In this series on From Complexity to Emergence, we’re recapping the IAM Weekend 16 and bringing you everything we learned and explored in one place. At our next edition in April, we’ll be discussing The Renaissance of Utopias across media, education and the arts. Join us!
As we explore the network of networks that is the Internet, we must explore the culture of cultures that is Internet Culture. So it was, then, that Anjali Ramachandran kicked off our first session of talks at the IAM Weekend 16: The Bigger Picture of Internet Culture.
As founder of Other Valleys — a project dedicated to sharing technology and creative news from emerging markets — and Ada's List — which helps “move women in tech forward” — , Anjali Ramachandran is well versed in the challenges we face to bring about a more diverse, equitable and inclusive Internet and culture throughout the world.
Referencing World Bank President Jim Yong Kim, who said that “the greatest rise of information and communication in history will not be truly revolutionary until it benefits everyone in every part of the world”, Anjali spoke of the importance of taking advantage of the Internet as a globalising and equalising factor: jobs, opportunities, resources and technologies can be democratised in typically unequal societies and cultures, pulling entire families out of poverty and levelling the playing field between genders and races.
We can often become complacent with technology, taking it for granted, yet Anjali reminded us that we need an Internet that is open and inclusive, and that we should orientate our culture and society around these very same values.

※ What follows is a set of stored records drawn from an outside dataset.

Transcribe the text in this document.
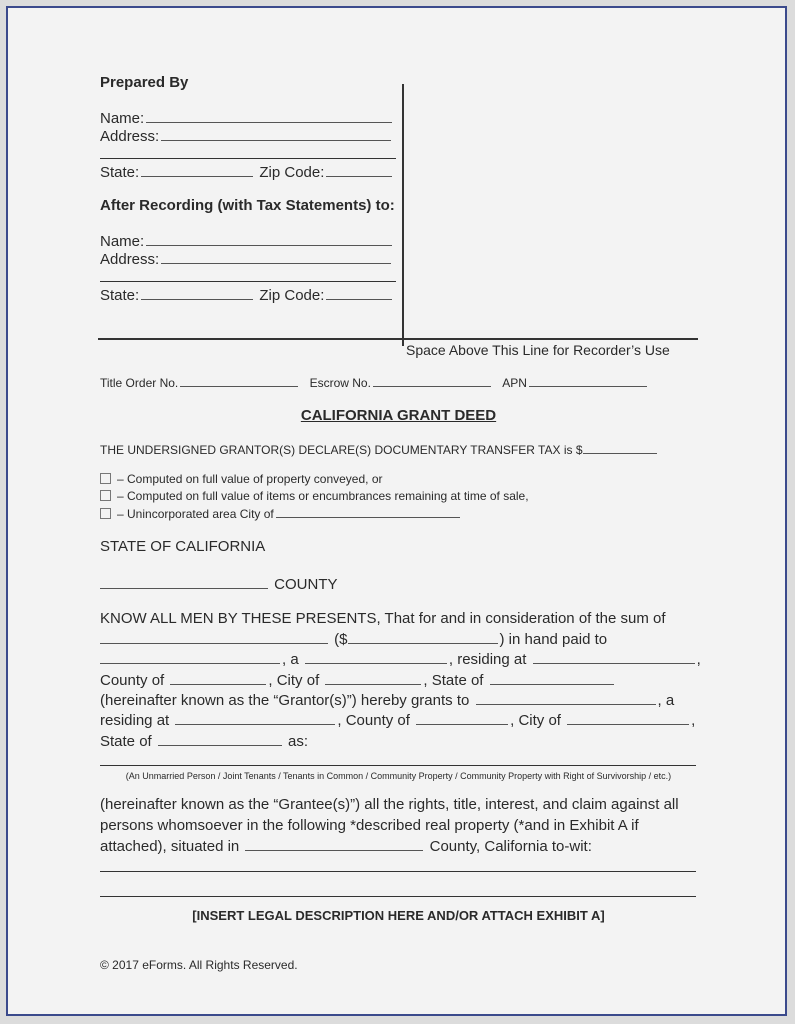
Prepared By
Name:
Address:
State:	Zip Code:
After Recording (with Tax Statements) to:
Name:
Address:
State:	Zip Code:
Space Above This Line for Recorder’s Use
Title Order No.	Escrow No.	APN
CALIFORNIA GRANT DEED
THE UNDERSIGNED GRANTOR(S) DECLARE(S) DOCUMENTARY TRANSFER TAX is $
– Computed on full value of property conveyed, or
– Computed on full value of items or encumbrances remaining at time of sale,
– Unincorporated area City of
STATE OF CALIFORNIA
COUNTY
KNOW ALL MEN BY THESE PRESENTS, That for and in consideration of the sum of
($	) in hand paid to
, a	, residing at	,
County of	, City of	, State of
(hereinafter known as the “Grantor(s)”) hereby grants to	, a
residing at	, County of	, City of	,
State of	as:
(An Unmarried Person / Joint Tenants / Tenants in Common / Community Property / Community Property with Right of Survivorship / etc.)
(hereinafter known as the “Grantee(s)”) all the rights, title, interest, and claim against all
persons whomsoever in the following *described real property (*and in Exhibit A if
attached), situated in	County, California to-wit:
[INSERT LEGAL DESCRIPTION HERE AND/OR ATTACH EXHIBIT A]
© 2017 eForms. All Rights Reserved.
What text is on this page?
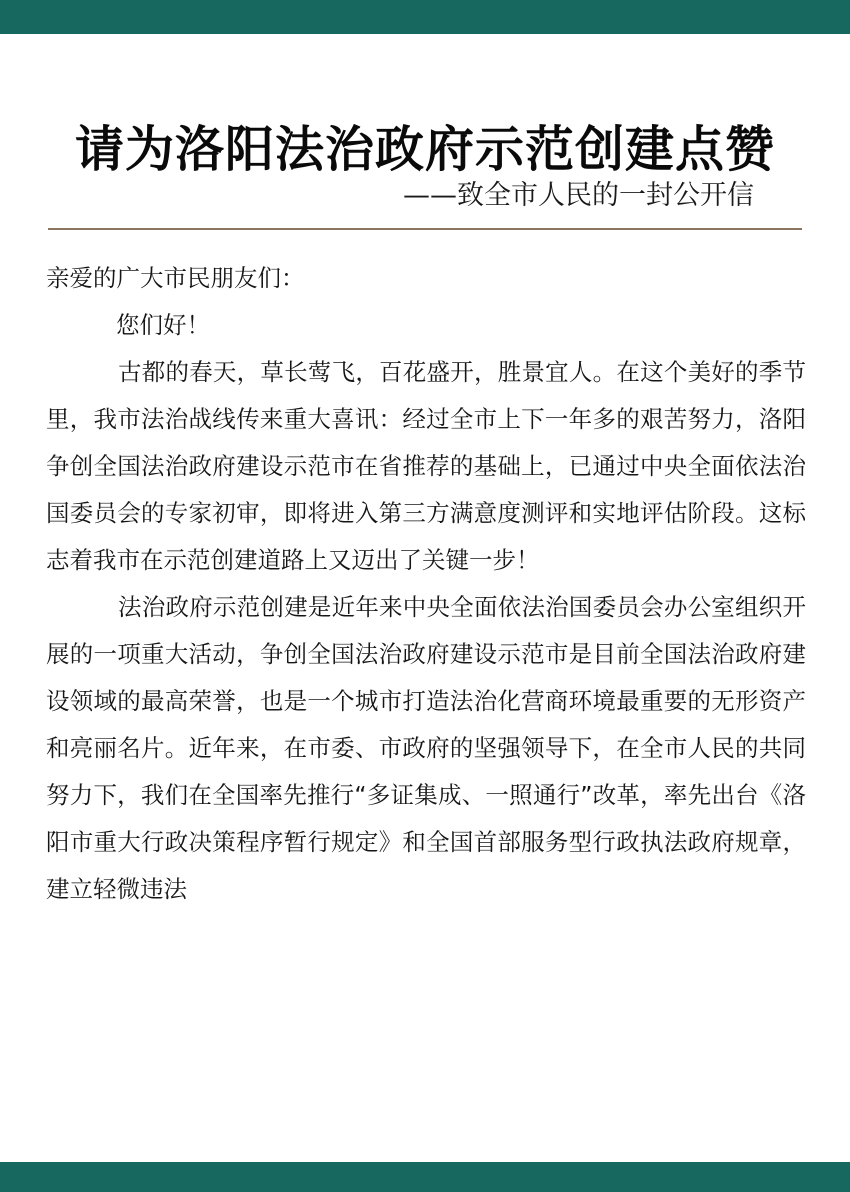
请为洛阳法治政府示范创建点赞
——致全市人民的一封公开信

亲爱的广大市民朋友们：

您们好！

古都的春天，草长莺飞，百花盛开，胜景宜人。在这个美好的季节里，我市法治战线传来重大喜讯：经过全市上下一年多的艰苦努力，洛阳争创全国法治政府建设示范市在省推荐的基础上，已通过中央全面依法治国委员会的专家初审，即将进入第三方满意度测评和实地评估阶段。这标志着我市在示范创建道路上又迈出了关键一步！

法治政府示范创建是近年来中央全面依法治国委员会办公室组织开展的一项重大活动，争创全国法治政府建设示范市是目前全国法治政府建设领域的最高荣誉，也是一个城市打造法治化营商环境最重要的无形资产和亮丽名片。近年来，在市委、市政府的坚强领导下，在全市人民的共同努力下，我们在全国率先推行“多证集成、一照通行”改革，率先出台《洛阳市重大行政决策程序暂行规定》和全国首部服务型行政执法政府规章，建立轻微违法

Following Anjali, Jonathan McClory, a soft power expert at Portland Communications, explained how governments and institutions are harnessing the Internet to leverage soft power, an alternative to force and coercion based on credible, persuasive promotion of political values, culture and foreign policy. This soft power stems from two global megatrends: The Rise of Networks and Our Increasingly Digital World.
The diffusion of power from north to south, west to east, and from governments to non-state actors has given rise to a network of influencers who have benefitted from this democratisation of power. Together with increased accessibility of information, which entails greater accountability and a broader platform of discussion, these trends have led the savviest governments and organisations to respond with Digital Diplomacy — using social media to listen, engage with and persuade international audiences.
With the abundance of information that comes as a result of our modern society, Pau García of Domestic Data Streamers challenged the audience about how best we can understand this mountain of data. We have to stop thinking of spreadsheets when we say “data”, he argued, and instead engage with the untold, hidden stories lying deep within. Railing against charts and infographics, Domestic Data Streamers create immersive “info-experiences” that invite discussion and debate, allowing us to understand information on a more human level, creating community with others around us in the process.
The big takeaway? We should improve how we explain, present and engage with Big Data just as much as we should research it, because, as Richard Saul Wurman said, “we only truly understand something when we can relate it to something we already understand”…
john v willshire closed the session by asking the most fundamental question of all: how does the Internet work? According to Paul Adams, “we are currently witnessing a re-architecture of the web, away from pages and destinations, towards completely personalised experiences built on an aggregation of many individual pieces of content”, a phenomenon that presents a challenge for designers seeking to respond to it.
The way to overcome this problem, john analogised, can be found in playing cards. Even though we can change what goes on the face of each card, the mechanics of dealing, shuffling, ordering, stacking, turning, spreading and rearranging are timeless. By creating adaptable, versatile units, the designers of playing cards made them as future-proof as possible, and we can apply this approach to the Internet, too.
With trends, viral sharing and disruption, the Internet can be both self-fulfilling and unpredictable. We can’t strategise for this, but john asserted that we can observe, decide and act with the mechanics of the Internet, not against them, and then we can reassess and address new challenges.
Across the session, Anjali, Jonathan, Pau and john expanded on the ever-changing nature of the Internet, and the challenges we face — not only as a global society but as one, human race — to improve how we make it work for everybody.
With minds like these, there’s in no doubt: where difficult questions arise, answers will follow.